The little cabin was lit only by the gunroom skylight, and Ramage saw the man lying in the cot, the lower part of his left leg swollen by the dressings and the trouser leg cut away almost to the crotch. The grey-haired man was lying almost at attention, but he looked defeated. Not defeated in battle, Ramage thought, but defeated by life.
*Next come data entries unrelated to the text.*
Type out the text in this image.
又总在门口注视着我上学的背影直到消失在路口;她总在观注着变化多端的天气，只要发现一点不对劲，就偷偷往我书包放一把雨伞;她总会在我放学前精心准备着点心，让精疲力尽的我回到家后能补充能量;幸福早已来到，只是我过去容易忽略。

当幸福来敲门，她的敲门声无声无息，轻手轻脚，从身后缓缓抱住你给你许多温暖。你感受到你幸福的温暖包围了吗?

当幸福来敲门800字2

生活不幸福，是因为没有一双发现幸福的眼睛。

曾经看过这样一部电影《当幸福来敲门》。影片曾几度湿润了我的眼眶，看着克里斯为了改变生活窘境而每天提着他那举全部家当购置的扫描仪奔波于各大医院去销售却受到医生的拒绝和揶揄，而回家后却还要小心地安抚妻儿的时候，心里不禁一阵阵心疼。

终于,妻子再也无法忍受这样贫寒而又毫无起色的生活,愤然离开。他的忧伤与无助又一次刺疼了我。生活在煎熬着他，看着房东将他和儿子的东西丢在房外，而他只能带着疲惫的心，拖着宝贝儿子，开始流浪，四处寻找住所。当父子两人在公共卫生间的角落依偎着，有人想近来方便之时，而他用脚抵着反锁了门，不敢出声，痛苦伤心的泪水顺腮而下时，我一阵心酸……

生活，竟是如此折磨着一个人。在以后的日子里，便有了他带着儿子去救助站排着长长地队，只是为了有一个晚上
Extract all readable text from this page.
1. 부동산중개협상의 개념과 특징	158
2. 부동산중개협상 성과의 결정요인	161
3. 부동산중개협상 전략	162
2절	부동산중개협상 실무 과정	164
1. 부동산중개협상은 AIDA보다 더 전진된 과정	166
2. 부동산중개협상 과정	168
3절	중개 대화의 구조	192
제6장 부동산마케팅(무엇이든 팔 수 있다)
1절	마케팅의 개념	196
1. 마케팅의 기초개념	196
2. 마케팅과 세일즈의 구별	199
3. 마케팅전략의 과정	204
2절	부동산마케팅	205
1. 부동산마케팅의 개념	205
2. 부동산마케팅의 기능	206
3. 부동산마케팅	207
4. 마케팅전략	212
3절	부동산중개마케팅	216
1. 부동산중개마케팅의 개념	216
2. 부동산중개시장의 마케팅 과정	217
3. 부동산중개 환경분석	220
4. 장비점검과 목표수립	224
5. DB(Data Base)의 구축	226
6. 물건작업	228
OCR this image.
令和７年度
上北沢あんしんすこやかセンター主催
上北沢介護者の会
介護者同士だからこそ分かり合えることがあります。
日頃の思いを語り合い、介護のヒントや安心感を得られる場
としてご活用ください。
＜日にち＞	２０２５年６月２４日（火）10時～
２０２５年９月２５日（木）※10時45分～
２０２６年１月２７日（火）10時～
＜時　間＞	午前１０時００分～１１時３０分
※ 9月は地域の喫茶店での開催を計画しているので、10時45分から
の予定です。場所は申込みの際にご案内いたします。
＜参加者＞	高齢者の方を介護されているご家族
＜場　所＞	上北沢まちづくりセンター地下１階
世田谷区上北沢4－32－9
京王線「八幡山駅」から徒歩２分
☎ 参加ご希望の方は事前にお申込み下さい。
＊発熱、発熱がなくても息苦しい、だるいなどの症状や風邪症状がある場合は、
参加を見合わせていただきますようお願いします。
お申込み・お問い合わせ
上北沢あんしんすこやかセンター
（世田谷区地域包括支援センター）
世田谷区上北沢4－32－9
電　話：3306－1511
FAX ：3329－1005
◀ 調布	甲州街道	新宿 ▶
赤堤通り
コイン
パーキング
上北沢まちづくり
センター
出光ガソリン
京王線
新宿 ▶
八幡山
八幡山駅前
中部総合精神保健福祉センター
He had good, almost fine features, and Ramage wondered whether he was what the Revolutionaries would have called an aristo who, to save his life, land or because of a change of heart, had joined the Revolutionaries but had never become of the Revolution because someone who had not fought or shouted at the barricades or howled at the guillotine platforms was never fully accepted. What, apart from losing his ship, which was a risk any naval officer took, made his face sag and his body look, even recumbent on the cot, as though it had just received five hundred lashes?
"Admiral Poitier," Ramage said quietly from the doorway, "can you walk up to my cabin or shall I get a couple of men to carry you?"
The man had gone rigid for a moment, a movement which brought another stab of pain to his leg, but he slowly relaxed when he realized that there were many ways by which Ramage could have learned his name and rank.
"I can walk slowly," Poitier said, sitting up in the swinging cot and putting his right leg on the deck as he looked round for something to grip. Ramage held out a hand and a moment later, with a deep grunt, Poitier was standing beside him. He was not as tall as Ramage remembered, and there was the smell of rum on his breath, but he was sober enough.